Convert Octal to Binary in Java

public class OctalToBinary {
  
     public static void main(String[] args) {
         int octal = 89;
         long binary = convertOctalToBinary(octal);
         System.out.printf("%d in octal = %d in binary", octal, binary);
     }
  
     public static long convertOctalToBinary(int octalNumber)
     {
         int decimalNumber = 0, i = 0;
         long binaryNumber = 0;
  
         while(octalNumber != 0)
         {
             decimalNumber += (octalNumber % 10) * Math.pow(8, i);
             ++i;
             octalNumber/=10;
         }
  
         i = 1;
  
         while (decimalNumber != 0)
         {
             binaryNumber += (decimalNumber % 2) * i;
             decimalNumber /= 2;
             i *= 10;
         }
  
         return binaryNumber;
     }
 } 

89 in octal = 1001001 in binary

• This program deals with finding out Binary equivalent to an Octal number as depicted by convertOctalToBinary() function.
• It has two segments, where first segment calculates decimal equivalent to the octal number ‘89’.
• During each iteration of the first ‘while’ condition, the remainder for the given octal number is calculated to the base ‘10’ and is then multiplied with exponential value of (8⁰ = 1). The resultant value (9 * 8⁰ = 9) is added to ‘decimalNumber’.
• In the next pass ‘i’ becomes ‘1’, and is multiplied by the ‘8’ (89 / 10 = 8) as the data type is ‘int’).
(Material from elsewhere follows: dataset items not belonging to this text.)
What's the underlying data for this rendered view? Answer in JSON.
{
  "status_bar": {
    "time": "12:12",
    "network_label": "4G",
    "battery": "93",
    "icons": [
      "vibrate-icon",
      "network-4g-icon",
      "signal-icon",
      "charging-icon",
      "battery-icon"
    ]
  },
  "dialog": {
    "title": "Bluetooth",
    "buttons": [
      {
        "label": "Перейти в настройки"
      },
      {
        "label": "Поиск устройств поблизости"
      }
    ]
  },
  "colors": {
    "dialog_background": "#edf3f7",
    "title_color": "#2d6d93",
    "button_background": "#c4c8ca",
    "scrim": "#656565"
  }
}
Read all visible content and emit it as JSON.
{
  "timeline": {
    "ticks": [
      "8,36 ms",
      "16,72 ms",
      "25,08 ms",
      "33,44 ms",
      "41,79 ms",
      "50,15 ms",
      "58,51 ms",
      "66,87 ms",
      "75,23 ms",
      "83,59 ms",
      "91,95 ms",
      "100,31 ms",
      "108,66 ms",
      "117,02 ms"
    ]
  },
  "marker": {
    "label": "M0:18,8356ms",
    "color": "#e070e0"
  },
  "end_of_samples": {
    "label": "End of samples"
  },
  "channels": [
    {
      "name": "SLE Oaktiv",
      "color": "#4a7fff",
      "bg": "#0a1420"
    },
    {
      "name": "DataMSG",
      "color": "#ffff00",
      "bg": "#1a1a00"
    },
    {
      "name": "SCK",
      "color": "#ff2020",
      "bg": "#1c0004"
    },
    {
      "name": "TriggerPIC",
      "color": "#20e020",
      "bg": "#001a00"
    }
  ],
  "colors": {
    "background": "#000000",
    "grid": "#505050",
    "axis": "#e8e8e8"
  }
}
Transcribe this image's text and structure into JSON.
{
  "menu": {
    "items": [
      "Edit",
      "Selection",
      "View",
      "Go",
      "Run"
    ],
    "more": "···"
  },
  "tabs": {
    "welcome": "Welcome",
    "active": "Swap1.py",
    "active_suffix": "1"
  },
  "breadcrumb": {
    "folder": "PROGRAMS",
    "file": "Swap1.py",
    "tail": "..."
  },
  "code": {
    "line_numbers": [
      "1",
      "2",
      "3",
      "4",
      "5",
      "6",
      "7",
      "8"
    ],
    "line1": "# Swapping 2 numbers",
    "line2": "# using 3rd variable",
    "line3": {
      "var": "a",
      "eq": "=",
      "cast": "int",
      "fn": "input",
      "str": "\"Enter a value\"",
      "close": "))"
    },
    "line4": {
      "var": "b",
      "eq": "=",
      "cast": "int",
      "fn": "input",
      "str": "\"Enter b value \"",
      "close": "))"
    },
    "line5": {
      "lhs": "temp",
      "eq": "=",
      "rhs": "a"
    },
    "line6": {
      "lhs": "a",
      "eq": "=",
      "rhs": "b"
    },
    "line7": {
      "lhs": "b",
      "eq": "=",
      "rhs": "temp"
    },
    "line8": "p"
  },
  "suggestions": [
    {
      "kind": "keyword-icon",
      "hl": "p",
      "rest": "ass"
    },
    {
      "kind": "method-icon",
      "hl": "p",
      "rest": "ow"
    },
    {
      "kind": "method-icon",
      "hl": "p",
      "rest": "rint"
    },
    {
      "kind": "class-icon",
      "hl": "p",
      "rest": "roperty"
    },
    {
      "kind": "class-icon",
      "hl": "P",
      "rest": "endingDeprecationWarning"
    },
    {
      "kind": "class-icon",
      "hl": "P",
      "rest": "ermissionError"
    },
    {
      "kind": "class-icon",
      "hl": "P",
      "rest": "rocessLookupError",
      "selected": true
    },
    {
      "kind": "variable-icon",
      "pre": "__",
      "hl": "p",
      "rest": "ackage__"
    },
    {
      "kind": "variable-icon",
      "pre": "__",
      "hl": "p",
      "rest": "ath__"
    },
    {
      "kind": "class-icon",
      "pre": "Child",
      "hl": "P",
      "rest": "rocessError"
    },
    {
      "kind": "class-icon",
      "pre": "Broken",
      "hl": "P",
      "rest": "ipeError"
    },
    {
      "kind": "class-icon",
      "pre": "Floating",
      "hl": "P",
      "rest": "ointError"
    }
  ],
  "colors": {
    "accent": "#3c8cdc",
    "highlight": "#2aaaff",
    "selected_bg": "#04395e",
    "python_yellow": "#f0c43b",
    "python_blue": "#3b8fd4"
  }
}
Now (8 * 8¹ = 64) value is added to the previous value ‘9’ and becomes ’64 + 9 = 73).
• This value ‘73’ is decimal equivalent to ‘89’, and will be converted into binary form by the second ‘while’ condition.
• Here the remainder for the decimal number is calculated to the base ‘2’, and is then multiplied by ‘i’ which is now equal to ‘1’.
• As usual the resultant product value is added to ‘binaryNumber’. (73 % 2 = 1)  * 1
• After the execution of this loop calculated binary value ‘1001001’ of the given octal number ‘89’, the program terminates.